Chief Warrant Officer of the Branch / By CW5 Allen R. Godfrey: On June 29-30, 2015, CW5 David Williams, Army Staff Senior Warrant Officer, under the direction of GEN Raymond T. Odierno, Army Chief of Staff (CSA), hosted the first annual Senior Warrant Officer (SWO) Summit in Washington, DC.
Attendees at the first Army Senior Warrant Officer Summit in Washington, DC gather around U.S. Army Training and Doctrine Command Commanding General, GEN David G. Perkins (center), and CW5 David Williams (left of Perkins), the Army Staff Senior Warrant Officer. The author, CW5 Randy Godfrey, is front row, 3rd from left. / U.S. ARMY COURTESY PHOTO
This summit served as a strategic communications forum outlining the Warrant Officer 2025 Strategy. The summit facilitated an informative dialogue among SWOs of the cohort and a variety of senior Army leaders across the Total Army.
There were over 120 SWOs in attendance from all 17 warrant officer branches, including over 30 Aviation warrant officers. Among these SWOs were representatives from the United States Army Aviation Center of Excellence, total force combat aviation brigade command chief warrant officers (CCWO), National Guard state CCWOs, Special Operations Aviation, Human Resources Command, Aviation and Missile Command, HQDA G-1, G-3, G-4, and the Warrant Officer Career College.
SWOs from the cohort provided briefings on the WO2025, the Army Warrant Officer Solarium, and Warrant Officer Professional Military Education. Seven senior Army leaders spoke during the Summit: Training and Doctrine Command Commanding General, GEN David Perkins; Army Materiel Command Commanding General, GEN Dennis Via; U.S. Army Pacific Commanding General, GEN Vincent Brooks; Combined Arms Center Commanding General, LTG Robert Brown; Army G-1, LTG James McConville; Army G-3, LTG Joseph Anderson; and Army G-4, LTG Gustave Perna.
GEN Odierno states United States Army Warrant Officers, a cohort within the officer corps, are the Army’s premier land force technical experts and systems integrators. Increased reliance on warrant officers to meet current and future Army requirements necessitates the delivery of warrant officer training and education that keeps pace with rapidly changing technological advancements and dynamic operational environments.
The Warrant Officer 2025 Strategy is organized into four broad lines of effort (LOEs), Accessions, Development, Talent Management, and Army Profession, supported by two crosscutting concepts. The two crosscutting concepts – Leader Development and the Army Profession – serve to link the four LOEs. The strategic approach organizes the LOEs by purpose and links supporting objectives and key tasks to the strategic ends. The supporting objectives define realistic outcomes that are necessary and sufficient to achieve the desired end state. The key tasks are the specific efforts identified as most likely to produce the desired outcomes.
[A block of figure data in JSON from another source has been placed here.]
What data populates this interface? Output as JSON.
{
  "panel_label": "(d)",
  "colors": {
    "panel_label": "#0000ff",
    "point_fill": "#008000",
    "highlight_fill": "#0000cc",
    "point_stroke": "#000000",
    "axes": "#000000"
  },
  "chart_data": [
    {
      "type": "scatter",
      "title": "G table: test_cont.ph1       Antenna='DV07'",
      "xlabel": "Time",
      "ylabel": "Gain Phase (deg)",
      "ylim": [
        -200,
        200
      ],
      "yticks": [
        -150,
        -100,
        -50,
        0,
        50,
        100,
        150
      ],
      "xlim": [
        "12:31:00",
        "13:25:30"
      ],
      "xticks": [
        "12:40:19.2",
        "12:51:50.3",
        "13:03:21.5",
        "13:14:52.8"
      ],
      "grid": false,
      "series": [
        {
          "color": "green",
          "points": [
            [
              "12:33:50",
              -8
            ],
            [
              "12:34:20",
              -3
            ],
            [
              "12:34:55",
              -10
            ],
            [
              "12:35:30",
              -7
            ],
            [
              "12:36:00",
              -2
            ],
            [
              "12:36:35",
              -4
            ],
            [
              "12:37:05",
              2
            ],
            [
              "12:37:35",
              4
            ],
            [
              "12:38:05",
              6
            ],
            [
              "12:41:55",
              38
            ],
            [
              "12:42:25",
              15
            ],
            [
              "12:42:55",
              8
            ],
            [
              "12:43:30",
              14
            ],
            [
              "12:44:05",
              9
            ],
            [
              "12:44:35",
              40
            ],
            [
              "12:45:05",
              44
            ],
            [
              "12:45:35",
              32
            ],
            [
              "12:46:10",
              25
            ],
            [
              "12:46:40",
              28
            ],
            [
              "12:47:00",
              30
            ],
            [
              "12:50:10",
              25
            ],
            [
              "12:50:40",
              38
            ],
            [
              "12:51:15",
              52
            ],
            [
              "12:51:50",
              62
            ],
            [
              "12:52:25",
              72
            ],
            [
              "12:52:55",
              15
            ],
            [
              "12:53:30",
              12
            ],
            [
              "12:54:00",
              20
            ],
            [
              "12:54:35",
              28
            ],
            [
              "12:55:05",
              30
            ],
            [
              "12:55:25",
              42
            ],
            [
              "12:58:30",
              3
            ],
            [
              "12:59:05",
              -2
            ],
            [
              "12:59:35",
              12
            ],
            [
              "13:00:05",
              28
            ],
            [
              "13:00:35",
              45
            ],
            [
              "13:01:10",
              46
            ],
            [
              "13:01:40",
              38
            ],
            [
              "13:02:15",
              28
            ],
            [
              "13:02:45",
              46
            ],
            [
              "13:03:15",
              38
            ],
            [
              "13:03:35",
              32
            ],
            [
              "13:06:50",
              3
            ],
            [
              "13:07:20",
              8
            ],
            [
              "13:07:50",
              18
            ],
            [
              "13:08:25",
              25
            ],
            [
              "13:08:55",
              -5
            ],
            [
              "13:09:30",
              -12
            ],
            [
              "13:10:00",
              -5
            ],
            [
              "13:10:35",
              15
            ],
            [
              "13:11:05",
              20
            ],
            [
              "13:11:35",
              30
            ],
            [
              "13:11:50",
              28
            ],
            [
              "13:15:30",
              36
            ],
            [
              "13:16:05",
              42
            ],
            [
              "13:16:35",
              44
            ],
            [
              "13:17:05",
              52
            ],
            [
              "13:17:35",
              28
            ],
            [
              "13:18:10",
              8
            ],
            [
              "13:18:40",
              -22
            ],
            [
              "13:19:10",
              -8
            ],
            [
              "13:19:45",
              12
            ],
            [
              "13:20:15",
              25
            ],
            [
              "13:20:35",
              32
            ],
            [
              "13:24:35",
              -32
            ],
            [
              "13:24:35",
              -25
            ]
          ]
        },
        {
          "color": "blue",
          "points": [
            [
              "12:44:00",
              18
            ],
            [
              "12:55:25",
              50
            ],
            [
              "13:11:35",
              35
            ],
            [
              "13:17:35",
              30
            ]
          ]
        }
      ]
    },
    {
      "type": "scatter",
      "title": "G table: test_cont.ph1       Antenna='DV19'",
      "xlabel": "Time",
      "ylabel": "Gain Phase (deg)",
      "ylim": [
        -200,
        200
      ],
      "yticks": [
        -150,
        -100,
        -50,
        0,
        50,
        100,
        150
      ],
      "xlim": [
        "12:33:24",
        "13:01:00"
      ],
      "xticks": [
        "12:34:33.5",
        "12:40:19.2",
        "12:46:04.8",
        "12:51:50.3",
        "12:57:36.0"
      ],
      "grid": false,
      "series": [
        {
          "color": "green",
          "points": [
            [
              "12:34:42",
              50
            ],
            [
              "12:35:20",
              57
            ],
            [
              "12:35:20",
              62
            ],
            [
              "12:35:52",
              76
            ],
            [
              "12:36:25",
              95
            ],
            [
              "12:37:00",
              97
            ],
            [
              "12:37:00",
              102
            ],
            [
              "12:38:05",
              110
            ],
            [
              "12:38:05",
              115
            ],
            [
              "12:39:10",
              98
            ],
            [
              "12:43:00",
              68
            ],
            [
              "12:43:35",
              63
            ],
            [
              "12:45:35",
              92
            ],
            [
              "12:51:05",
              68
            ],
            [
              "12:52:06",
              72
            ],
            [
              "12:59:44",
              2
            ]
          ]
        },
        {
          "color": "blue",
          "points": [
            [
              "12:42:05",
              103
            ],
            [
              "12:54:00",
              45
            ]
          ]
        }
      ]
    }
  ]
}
Senior leaders from the Army provided insights, lessons learned, and the future. Each told personal stories about their experiences with warrant Officers. These stories highlighted the contributions to not only their career, but also their contributions to the Army. The dominate message is warrant officers must maintain the emphasis on being knowledgeable. Warrant officers take action to be the technical expert and provide frank advice, in the words of LTG Anderson “don’t stop telling the truth.”
Some of the insights and strategic messaging from senior leaders focused on the agility, adaptability, and flexibility of our Soldiers. GEN Via talked about the unpredictable nature of the world with examples of Europe, Africa, and the Middle East. We must always reinvest in our Soldiers and train to maintain standards, discipline, and accountability. LTG Perna talked about the need to make sure our future portfolios are sustainable and modernized.
Development and Education
Many leaders discussed leader development and education, a CSA priority. LTG Brown discussed the impact of social media and immediate information. “Now we must do the right thing while the whole world is watching,” this is an update to doing the right thing while no one is watching. LTG McConville reminded us the Army is people. Personnel management will improve with systems currently being fielded, including the Integrated Personnel and Pay System – Army (IPPS-A). These systems will better manage talent by matching skills with assignments and requirements. LTG Anderson reiterated training starts at the company or troop levels. Commanders at all levels should develop training based on the need to maintain over-match capabilities required in the complex global environment.
CW5 Williams stated, “I had the privilege of hosting our very first Army Senior Warrant Officer Summit! This summit was the first of its kind for our cohort. Select Senior Warrant Officers across all compos and branches gathered in Washington, DC to hear and establish a dialog with several of our most senior leaders. A special thanks to our senior leaders, all briefers, and attendees. This was a phenomenal event!”
Remember to start our day asking, “What are we doing for the Warfighter?” At the end of the day, the answer is, “We provided no fail support to the Warfighter on the ground and in the air.”
Above the Best!
CW5 Allen R. “Randy” Godfrey is the chief warrant officer of the Aviation Branch with the U.S. Army Aviation Center of Excellence, Fort Rucker, AL.